Torino / Perfetto Tannhäuser - di Mirella Caveggia

Un Tannhäuser perfetto senza artifizi scenici al Teatro Regio di Torino

Lunedi, 22/03/2010 - Mentre alla Scala di Milano la Fura dels Baus, famoso gruppo teatrale catalano, offriva uno dei suoi tempestosi e controversi allestimenti ispirato al Tannhäuser di Wagner, una bella iniziativa del Teatro Regio di Torino ha proposto con la propria Orchestra e il suo Coro lo stesso melodramma in forma di concerto, prescindendo dalla cornice scenica, dalle luci e dai costumi. Il trionfo, tributato con entusiasmo in un teatro esaurito al direttore russo Semyon Bychkov e ai cantanti, un cast specializzato di altissima qualità, ha provato che qualche volta l’evento clamoroso, la spettacolarità, gli arredi e gli orpelli possono essere accantonati per fare emergere il fulgore di un capolavoro lasciando alla musica e alle voci il privilegio di sollevare un’emozione pura e che anche senza una messa in scena si può realizzare una fusione perfetta dell’azione drammatica con l’apparato sinfonico.

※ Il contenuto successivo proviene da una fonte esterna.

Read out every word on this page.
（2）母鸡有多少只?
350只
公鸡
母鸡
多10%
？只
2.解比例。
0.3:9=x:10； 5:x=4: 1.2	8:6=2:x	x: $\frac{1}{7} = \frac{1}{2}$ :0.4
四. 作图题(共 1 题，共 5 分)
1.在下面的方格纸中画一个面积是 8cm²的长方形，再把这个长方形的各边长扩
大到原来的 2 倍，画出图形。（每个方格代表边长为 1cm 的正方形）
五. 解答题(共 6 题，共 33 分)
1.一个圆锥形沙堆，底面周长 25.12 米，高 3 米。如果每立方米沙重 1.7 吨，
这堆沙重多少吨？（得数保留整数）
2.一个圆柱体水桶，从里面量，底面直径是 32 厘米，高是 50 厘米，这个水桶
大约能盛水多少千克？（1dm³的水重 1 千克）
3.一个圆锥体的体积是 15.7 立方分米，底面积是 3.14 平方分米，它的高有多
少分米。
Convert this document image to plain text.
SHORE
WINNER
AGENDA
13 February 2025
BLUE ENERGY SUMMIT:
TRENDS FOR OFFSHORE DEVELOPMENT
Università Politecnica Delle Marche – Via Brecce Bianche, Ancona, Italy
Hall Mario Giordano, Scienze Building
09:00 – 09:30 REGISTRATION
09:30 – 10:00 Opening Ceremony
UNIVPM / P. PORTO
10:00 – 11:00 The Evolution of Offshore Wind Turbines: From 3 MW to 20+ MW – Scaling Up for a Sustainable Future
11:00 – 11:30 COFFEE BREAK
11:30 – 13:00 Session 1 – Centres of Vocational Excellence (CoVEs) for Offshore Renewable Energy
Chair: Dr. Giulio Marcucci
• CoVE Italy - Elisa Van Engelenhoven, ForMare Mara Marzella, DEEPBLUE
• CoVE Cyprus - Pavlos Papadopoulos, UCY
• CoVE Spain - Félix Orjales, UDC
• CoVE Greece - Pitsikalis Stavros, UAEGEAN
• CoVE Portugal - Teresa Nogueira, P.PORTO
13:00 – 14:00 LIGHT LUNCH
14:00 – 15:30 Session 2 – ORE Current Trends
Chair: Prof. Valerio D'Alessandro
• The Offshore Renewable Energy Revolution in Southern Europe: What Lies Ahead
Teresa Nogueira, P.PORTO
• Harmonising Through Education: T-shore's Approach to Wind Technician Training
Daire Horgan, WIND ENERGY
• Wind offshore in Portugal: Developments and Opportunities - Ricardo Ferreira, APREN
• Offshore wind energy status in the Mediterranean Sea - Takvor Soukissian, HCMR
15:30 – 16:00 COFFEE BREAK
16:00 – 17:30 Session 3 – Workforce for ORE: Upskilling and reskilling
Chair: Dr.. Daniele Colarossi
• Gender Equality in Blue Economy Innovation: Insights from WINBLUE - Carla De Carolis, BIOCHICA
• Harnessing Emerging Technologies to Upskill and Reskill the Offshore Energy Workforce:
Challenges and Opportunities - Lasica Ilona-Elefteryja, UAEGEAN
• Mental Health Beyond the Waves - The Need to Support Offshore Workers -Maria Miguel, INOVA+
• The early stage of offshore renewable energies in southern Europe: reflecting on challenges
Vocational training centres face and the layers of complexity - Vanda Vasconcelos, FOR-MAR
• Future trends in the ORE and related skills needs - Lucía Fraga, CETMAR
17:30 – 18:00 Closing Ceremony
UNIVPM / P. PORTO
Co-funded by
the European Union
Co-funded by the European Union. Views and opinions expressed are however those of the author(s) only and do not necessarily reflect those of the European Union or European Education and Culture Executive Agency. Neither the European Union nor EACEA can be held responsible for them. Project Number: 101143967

La celebre ouverture, che abbraccia i motivi principali dell’opera, introduce la vicenda ispirata ad antiche leggende della Germania cristiana. Ne è protagonista Tannhäuser, cavaliere e poeta. Irretito e trattenuto sul Monte di Venere dalla dea, il trovatore è combattuto fra l’amore carnale della divinità pagana e quello purissimo di Elisabetta, una giovinetta che offrirà la sua vita per redimere l’eroe incapace di sottrarsi all’abbraccio dei sensi e per questo definitivamente condannato alla pena eterna. Forte nella sua passione, libero nell’affermazione delle sue scelte, il potente eroe romantico dell’opera wagneriana, dopo la redenzione, sfiderà tutto, anche la negazione del perdono papale e la morte stessa. Lo ha impersonato il sudafricano Joahn Botha, un tenore dalla grande personalità. Elisabetta era Ricarda Merbeth, un soprano dalla voce calda e luminosa. A Venere ha prestato il suo timbro scuro il mezzo soprano Michaela Schuster, mentre il coreano Kwangchul Youn, voce affascinante di basso profondo, era il langravio di Turingia che impone al peccatore l’inutile pellegrinaggio di espiazione nella Roma papale.